What we skip on purpose for anonymous swaps:
- Mandatory accounts
- Wallet connection to quote
- Storing full wallet histories
- Publishing identity metadata
Lifecycle (happy path)
- Quote — user picks pair, amount, destination; we return window and fees.
- Order created — id + single-use deposit address; parameters are frozen for that ticket.
- Awaiting deposit — monitors watch the chain until funds land.
- Confirmed — enough confirmations for us to trust the inbound tx.
- Routing — privacy-oriented pathing when enabled (the "Navo" segment).
- Execution — aggregation picks a route; backends fill the trade.
- Payout — outbound tx to the address the user gave us.
- Done — terminal success state.
Side paths: timer expires with no deposit, execution fails and we refund or escalate per policy, manual review on edge cases. Privacy breakpoints sit around one-time deposits, segmented routing, and separating payout timing from deposit timing where we can.

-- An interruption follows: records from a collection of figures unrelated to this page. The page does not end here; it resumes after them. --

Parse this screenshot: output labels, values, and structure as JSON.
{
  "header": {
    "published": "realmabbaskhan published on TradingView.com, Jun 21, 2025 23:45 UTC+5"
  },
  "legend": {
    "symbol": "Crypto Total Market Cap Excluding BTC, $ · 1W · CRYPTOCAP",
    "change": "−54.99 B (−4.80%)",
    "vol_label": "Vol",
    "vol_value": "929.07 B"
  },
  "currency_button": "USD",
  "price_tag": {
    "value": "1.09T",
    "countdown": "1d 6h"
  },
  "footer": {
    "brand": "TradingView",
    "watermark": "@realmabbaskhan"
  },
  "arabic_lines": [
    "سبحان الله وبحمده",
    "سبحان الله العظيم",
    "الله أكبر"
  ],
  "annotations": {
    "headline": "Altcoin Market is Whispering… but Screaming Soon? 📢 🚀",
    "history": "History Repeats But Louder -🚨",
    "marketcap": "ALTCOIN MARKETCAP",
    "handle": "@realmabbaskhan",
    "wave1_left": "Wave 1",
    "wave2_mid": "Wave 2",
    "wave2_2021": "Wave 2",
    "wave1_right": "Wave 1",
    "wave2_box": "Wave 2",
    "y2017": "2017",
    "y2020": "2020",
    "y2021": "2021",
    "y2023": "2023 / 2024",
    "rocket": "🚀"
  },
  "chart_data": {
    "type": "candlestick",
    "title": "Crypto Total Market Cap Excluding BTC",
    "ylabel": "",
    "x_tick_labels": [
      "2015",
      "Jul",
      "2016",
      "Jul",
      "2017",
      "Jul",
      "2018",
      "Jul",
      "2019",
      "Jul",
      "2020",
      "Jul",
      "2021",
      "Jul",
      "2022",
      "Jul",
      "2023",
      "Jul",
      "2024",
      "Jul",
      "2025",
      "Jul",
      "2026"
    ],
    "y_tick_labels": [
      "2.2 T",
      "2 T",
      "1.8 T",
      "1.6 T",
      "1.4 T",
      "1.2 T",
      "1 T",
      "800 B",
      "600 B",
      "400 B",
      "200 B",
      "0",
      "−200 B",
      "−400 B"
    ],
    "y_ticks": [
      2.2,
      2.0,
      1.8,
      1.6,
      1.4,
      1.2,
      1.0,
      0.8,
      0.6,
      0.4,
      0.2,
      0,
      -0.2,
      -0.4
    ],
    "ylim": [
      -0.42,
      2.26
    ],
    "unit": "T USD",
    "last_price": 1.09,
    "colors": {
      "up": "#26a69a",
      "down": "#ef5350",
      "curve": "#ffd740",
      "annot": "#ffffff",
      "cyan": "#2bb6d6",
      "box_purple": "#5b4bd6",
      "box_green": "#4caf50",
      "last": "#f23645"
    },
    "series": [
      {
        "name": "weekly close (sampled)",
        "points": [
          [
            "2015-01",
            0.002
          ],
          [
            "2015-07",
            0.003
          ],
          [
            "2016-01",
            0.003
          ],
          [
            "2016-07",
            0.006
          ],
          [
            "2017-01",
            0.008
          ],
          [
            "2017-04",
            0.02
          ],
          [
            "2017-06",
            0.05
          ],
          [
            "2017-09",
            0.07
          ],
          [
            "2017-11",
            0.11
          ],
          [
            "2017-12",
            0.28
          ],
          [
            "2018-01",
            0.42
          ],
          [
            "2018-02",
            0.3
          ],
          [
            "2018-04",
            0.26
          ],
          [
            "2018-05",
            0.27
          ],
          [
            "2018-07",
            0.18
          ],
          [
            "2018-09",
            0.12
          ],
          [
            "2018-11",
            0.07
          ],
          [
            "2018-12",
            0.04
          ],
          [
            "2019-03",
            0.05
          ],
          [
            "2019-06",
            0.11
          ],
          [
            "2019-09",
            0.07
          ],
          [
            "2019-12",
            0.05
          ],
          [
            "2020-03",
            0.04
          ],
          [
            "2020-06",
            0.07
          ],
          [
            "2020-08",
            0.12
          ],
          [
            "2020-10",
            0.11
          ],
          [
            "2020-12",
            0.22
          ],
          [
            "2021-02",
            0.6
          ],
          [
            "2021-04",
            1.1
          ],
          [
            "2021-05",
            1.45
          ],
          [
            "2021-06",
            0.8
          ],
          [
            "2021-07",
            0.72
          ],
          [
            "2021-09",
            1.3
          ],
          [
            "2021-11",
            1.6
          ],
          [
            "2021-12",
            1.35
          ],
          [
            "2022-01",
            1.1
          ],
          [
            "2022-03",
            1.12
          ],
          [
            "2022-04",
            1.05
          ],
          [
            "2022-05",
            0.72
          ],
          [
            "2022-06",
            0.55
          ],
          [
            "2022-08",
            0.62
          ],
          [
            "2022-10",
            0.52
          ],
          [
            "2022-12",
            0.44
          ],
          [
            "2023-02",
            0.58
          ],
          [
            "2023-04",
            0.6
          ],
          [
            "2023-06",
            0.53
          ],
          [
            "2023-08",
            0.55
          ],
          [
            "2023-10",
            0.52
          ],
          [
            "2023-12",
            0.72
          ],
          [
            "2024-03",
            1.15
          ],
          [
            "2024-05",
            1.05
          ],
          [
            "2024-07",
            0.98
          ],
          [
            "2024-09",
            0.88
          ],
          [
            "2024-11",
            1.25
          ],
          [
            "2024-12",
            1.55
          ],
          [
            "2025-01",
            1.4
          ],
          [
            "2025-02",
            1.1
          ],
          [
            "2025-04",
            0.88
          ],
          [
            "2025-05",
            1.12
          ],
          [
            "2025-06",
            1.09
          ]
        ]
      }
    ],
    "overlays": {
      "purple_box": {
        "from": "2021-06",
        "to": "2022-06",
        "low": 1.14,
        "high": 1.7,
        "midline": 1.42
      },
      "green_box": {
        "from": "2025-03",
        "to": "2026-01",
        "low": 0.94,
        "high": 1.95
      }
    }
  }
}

Failure paths include timeout while awaiting deposit, refunds per policy, and execution retries. See State machine (reference) on this page.
When it breaks
- Wrong tx — wrong asset/chain/amount: order sits until timeout; user verifies hash and address.
- Slow confirmations — status shows progress; we don't race ahead of finality.
- Slippage / route blow-ups — executor may re-quote inside tolerance; outside that, we pause or fail loud per rules.
- LP flake — we fall through the provider list instead of wedging the user forever.
- Payout delay — you still see "payout in flight" with a chain tx to watch.
Every order has timeouts and internal logs keyed by order id. Refunds, when they exist, shouldn't require you to "prove who you are" beyond what the chain already shows.
Privacy knobs
- Single-use deposits
- Split knowledge between subsystems so no one box sees the whole graph
- Room for timing/batching improvements later
- Short log retention and scrubbing of identifiers we don't need
We're aiming for practical discretion—real liquidity, real completion rates—not a science project that breaks every time gas spikes.